Deployment speed tells the story clearly: monolith deployment is 3x faster than distributed services for small teams. When your entire application ships as a single artifact, there's one CI pipeline, one deployment target, and one thing to debug at 2 AM when something breaks. The real cost of self-hosting is already dominated by operations — adding service mesh complexity to that equation before you need it is choosing to make your most expensive line item more expensive.

The recommendation is straightforward: if your team has fewer than 20 engineers, start with a monolith. Not because monoliths are always better — because microservices solve problems you don't have yet, and they create problems you don't need.

Architectural blueprint with precise measurements and hot pink pen tip — deliberate architecture planning by Amelia Gagne
Monolith deployment is 3x faster than distributed services for small teams. One CI pipeline, one deployment target, one thing to debug when something breaks.

The modular monolith is the real answer

The false binary of "monolith versus microservices" has done more damage than either architecture alone. The answer for most growing teams is the modular monolith: a single deployable application with clearly defined internal boundaries.

A modular monolith uses the same separation-of-concerns principles as microservices — distinct modules for distinct capabilities, clean interfaces between them, independent data ownership where possible — without the operational overhead of distributed systems.

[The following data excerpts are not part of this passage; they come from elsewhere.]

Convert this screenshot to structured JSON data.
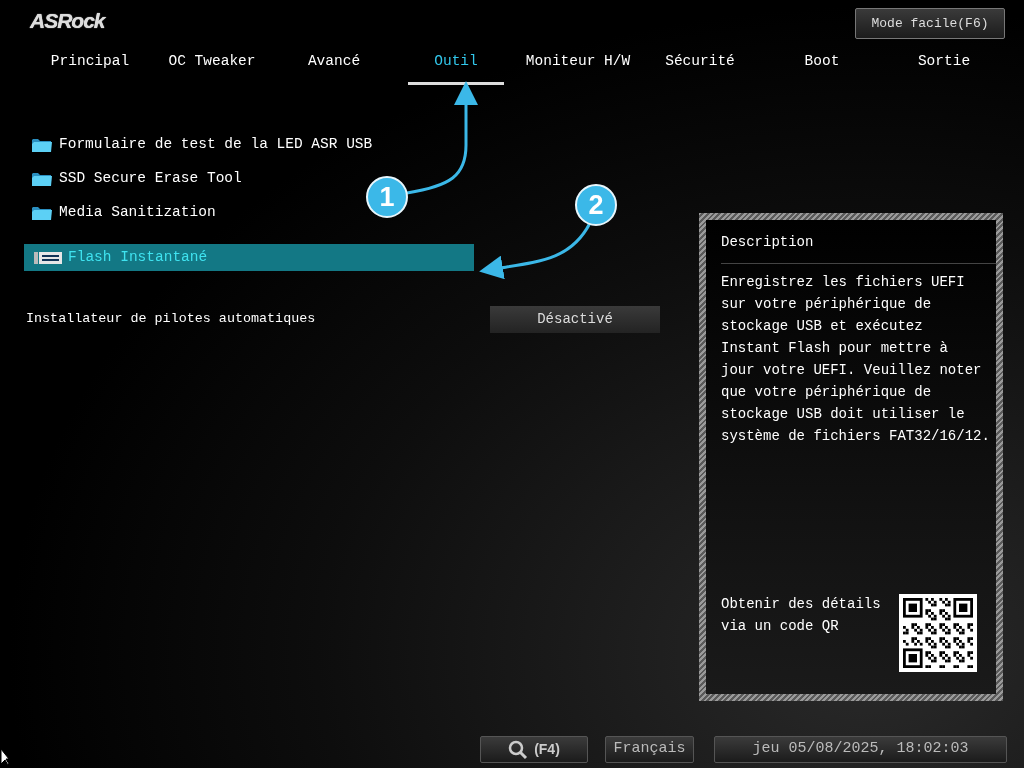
{
  "header": {
    "logo": "ASRock",
    "mode_button": "Mode facile(F6)"
  },
  "tabs": [
    {
      "label": "Principal",
      "selected": false
    },
    {
      "label": "OC Tweaker",
      "selected": false
    },
    {
      "label": "Avancé",
      "selected": false
    },
    {
      "label": "Outil",
      "selected": true
    },
    {
      "label": "Moniteur H/W",
      "selected": false
    },
    {
      "label": "Sécurité",
      "selected": false
    },
    {
      "label": "Boot",
      "selected": false
    },
    {
      "label": "Sortie",
      "selected": false
    }
  ],
  "menu_items": [
    {
      "kind": "folder",
      "label": "Formulaire de test de la LED ASR USB",
      "selected": false
    },
    {
      "kind": "folder",
      "label": "SSD Secure Erase Tool",
      "selected": false
    },
    {
      "kind": "folder",
      "label": "Media Sanitization",
      "selected": false
    },
    {
      "kind": "bios",
      "label": "Flash Instantané",
      "selected": true
    }
  ],
  "settings": [
    {
      "label": "Installateur de pilotes automatiques",
      "value": "Désactivé"
    }
  ],
  "description": {
    "title": "Description",
    "text_lines": [
      "Enregistrez les fichiers UEFI",
      "sur votre périphérique de",
      "stockage USB et exécutez",
      "Instant Flash pour mettre à",
      "jour votre UEFI. Veuillez noter",
      "que votre périphérique de",
      "stockage USB doit utiliser le",
      "système de fichiers FAT32/16/12."
    ],
    "qr_caption_lines": [
      "Obtenir des détails",
      "via un code QR"
    ]
  },
  "annotations": [
    {
      "number": "1"
    },
    {
      "number": "2"
    }
  ],
  "footer": {
    "search_key": "(F4)",
    "language": "Français",
    "datetime": "jeu 05/08/2025, 18:02:03"
  }
}
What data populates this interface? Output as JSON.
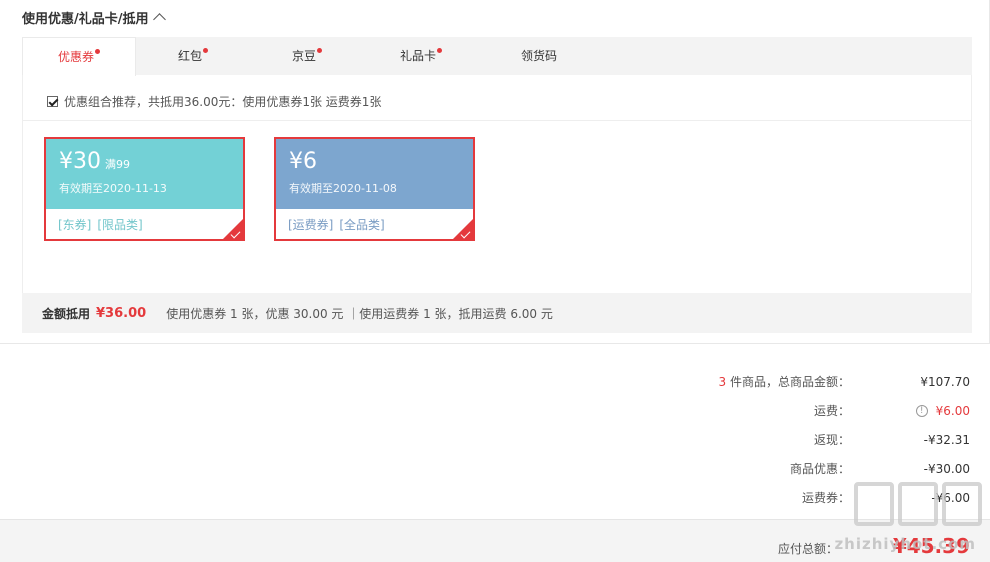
{
  "section": {
    "title": "使用优惠/礼品卡/抵用"
  },
  "tabs": [
    {
      "label": "优惠券",
      "dot": true
    },
    {
      "label": "红包",
      "dot": true
    },
    {
      "label": "京豆",
      "dot": true
    },
    {
      "label": "礼品卡",
      "dot": true
    },
    {
      "label": "领货码",
      "dot": false
    }
  ],
  "recommend": {
    "text": "优惠组合推荐，共抵用36.00元：使用优惠券1张 运费券1张",
    "checked": true
  },
  "coupons": [
    {
      "amount": "¥30",
      "condition": "满99",
      "expiry": "有效期至2020-11-13",
      "tags": [
        "[东券]",
        "[限品类]"
      ],
      "color": "#73d1d6"
    },
    {
      "amount": "¥6",
      "condition": "",
      "expiry": "有效期至2020-11-08",
      "tags": [
        "[运费券]",
        "[全品类]"
      ],
      "color": "#7da6cf"
    }
  ],
  "summary": {
    "label": "金额抵用",
    "amount": "¥36.00",
    "desc": "使用优惠券 1 张，优惠 30.00 元 ｜使用运费券 1 张，抵用运费 6.00 元"
  },
  "totals": {
    "count": "3",
    "goods_label": " 件商品，总商品金额：",
    "goods_value": "¥107.70",
    "shipping_label": "运费：",
    "shipping_value": "¥6.00",
    "cashback_label": "返现：",
    "cashback_value": "-¥32.31",
    "discount_label": "商品优惠：",
    "discount_value": "-¥30.00",
    "shipcoupon_label": "运费券：",
    "shipcoupon_value": "-¥6.00"
  },
  "footer": {
    "label": "应付总额：",
    "total": "¥45.39"
  },
  "watermark": {
    "text": "zhizhiyhot.com"
  },
  "colors": {
    "accent": "#e4393c",
    "coupon_teal": "#73d1d6",
    "coupon_blue": "#7da6cf"
  }
}
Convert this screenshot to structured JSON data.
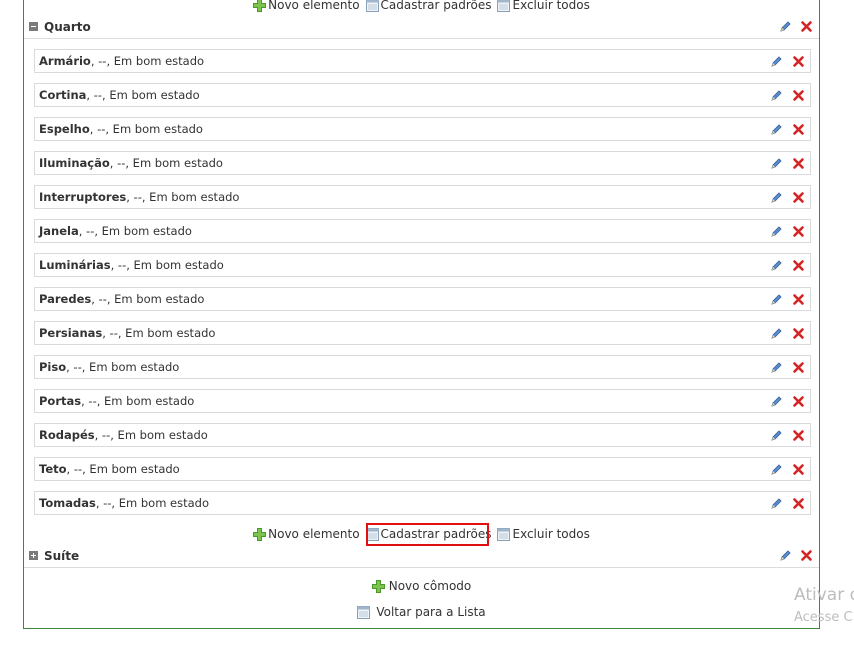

Technology fragmentation becomes a design decision rather than an accident.

The recommended progression that multiple architecture guides converge on: start with a monolith for teams of 0-15 engineers, build a modular monolith as domains clarify, and move to microservices only when specific pain points — team size above 50, dramatically different scaling requirements, or regulatory isolation needs — demand it.

Your infrastructure environment shapes what's viable, and for most businesses under $50M ARR, the viable answer is simpler than the conference talks suggest.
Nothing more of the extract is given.